Czech Republic's Museum of Romani Culture to educate students at memorial site of former concentration camp at Lety
The Museum of Romani Culture in the Czech Republic is preparing an education program for students that will run at the memorial site of the former concentration camp for Romani people in Lety u Písku. The program about the Holocaust of the Roma and Sinti will run from 21-24 April 2020 and again from 16 to 19 June 2020 directly on the grounds of the Memorial to the Holocaust of Roma and Sinti.
The Museum announced the program on its website. "The education program will present the history of the site where the so-called 'Gypsy Camp' stood from 1942-1943 and will familiarize participants with the dismal living conditions there and with the importance of the camp in the context of what was termed the 'solution to the Gypsy question'. Those attending will have the opportunity to see the grounds of the now-defunct pig farm that formerly occupied the site where the camp had been in operation, where the building of the new memorial is planned to take place," the announcement reads.

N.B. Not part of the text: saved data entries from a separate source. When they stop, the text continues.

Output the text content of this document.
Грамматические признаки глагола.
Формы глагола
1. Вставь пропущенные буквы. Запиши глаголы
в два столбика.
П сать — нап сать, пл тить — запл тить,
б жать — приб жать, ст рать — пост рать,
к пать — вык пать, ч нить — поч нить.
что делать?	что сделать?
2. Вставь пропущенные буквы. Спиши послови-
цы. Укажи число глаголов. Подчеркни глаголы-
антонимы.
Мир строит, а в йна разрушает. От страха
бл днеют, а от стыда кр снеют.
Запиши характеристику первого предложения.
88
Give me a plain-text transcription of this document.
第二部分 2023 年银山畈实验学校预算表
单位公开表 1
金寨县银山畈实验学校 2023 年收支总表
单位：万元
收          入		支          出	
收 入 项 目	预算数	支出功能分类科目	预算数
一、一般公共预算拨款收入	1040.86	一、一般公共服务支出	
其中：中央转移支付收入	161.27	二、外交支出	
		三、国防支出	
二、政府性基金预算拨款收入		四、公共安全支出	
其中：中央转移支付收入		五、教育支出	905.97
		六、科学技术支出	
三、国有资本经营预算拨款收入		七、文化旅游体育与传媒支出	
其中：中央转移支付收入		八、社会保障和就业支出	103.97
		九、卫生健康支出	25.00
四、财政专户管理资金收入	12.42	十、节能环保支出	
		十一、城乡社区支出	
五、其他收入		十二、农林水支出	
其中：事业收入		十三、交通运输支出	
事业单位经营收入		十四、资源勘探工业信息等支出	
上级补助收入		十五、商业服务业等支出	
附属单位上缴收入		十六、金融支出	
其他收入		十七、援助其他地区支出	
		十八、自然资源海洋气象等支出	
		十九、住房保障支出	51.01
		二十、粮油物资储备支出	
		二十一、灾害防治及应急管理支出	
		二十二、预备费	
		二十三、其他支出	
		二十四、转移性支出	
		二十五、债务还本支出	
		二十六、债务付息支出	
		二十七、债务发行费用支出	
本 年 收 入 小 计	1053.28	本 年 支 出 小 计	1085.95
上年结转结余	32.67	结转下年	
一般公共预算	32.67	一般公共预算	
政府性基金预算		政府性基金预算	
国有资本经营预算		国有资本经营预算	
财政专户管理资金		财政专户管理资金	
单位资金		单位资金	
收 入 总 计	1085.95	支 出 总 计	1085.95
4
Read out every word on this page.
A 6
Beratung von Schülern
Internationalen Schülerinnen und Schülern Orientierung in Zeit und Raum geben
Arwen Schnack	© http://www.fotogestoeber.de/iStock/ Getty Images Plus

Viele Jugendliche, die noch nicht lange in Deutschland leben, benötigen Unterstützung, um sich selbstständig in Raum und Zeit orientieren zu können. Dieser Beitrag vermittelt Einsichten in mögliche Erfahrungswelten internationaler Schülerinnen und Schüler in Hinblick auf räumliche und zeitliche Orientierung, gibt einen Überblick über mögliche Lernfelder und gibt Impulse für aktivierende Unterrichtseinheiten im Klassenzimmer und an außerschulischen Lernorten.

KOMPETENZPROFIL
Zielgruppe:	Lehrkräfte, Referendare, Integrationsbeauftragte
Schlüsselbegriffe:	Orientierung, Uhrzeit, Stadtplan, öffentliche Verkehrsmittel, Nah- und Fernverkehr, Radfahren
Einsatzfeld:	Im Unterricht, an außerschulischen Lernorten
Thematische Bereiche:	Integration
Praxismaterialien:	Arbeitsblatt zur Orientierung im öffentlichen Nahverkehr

According to the Museum, the program will work with documents and photographs from the days when the camp was in operation and with the testimonies of eyewitnesses to its operation. Together, educators and students will open up the question of how such remembrance sites, which the grounds of the former camp are now considered to be, should be dealt with.
The events associated with civil society's attempt to close the pig farm will also be discussed during the program. In addition to focusing on historical findings, the program will focus on developing participants' civic competences, creativity, and critical thinking skills.
According to historians, 1 308 Romani children, men and women passed through the camp at Lety from August 1942 to May 1943, at least 327 of whom died there and more than 500 of whom were forcibly sent to the Auschwitz death camp. About 600 of those Romani people later returned from various concentration camps after the war.
Experts say the Nazis murdered 90 % of the Roma living in Bohemia and Moravia. The pig farm on the site of the former concentration camp began to be built in 1972 and was 7.1 hectares in area.
During the 1990s the AGPI firm began to do business at the farm. A total of 13 000 pigs were housed in 13 feed halls there.
The state bought out the farm in 2018 for the price of CZK 372 574 380 [EUR 14,782,377.14 before VAT. In September 2019 archaeologists found the unmarked burial sites of various individuals on the site of the former camp.
The archaeologists uncovered one burial site with the remains of a former prisoner, a woman who was not more than 40 years old, as well as the burial site of a newborn whose skeletal remains were almost not preserved intact due to the shallowness of the pit. Seven such burial pits were found.
According to documentary sources, there are meant to be 120 prisoners buried at that location, more than 70 of whom were children, and the burial site should be 400 meters square. In October 2019 the archaeological research ascertained that most of the former concentration camp for Romani people at Lety u Písku was in fact located on the same land over which the pig farm was later built.
The concentration camp's ruins were still visible on the surface in the 1970s when the farm was constructed during the communist regime. The Museum of Romani Culture plans to build the Memorial to the Holocaust of the Roma and Sinti at the same location where the pig farm was once developed over the former concentration camp site and will open that new memorial by 2023.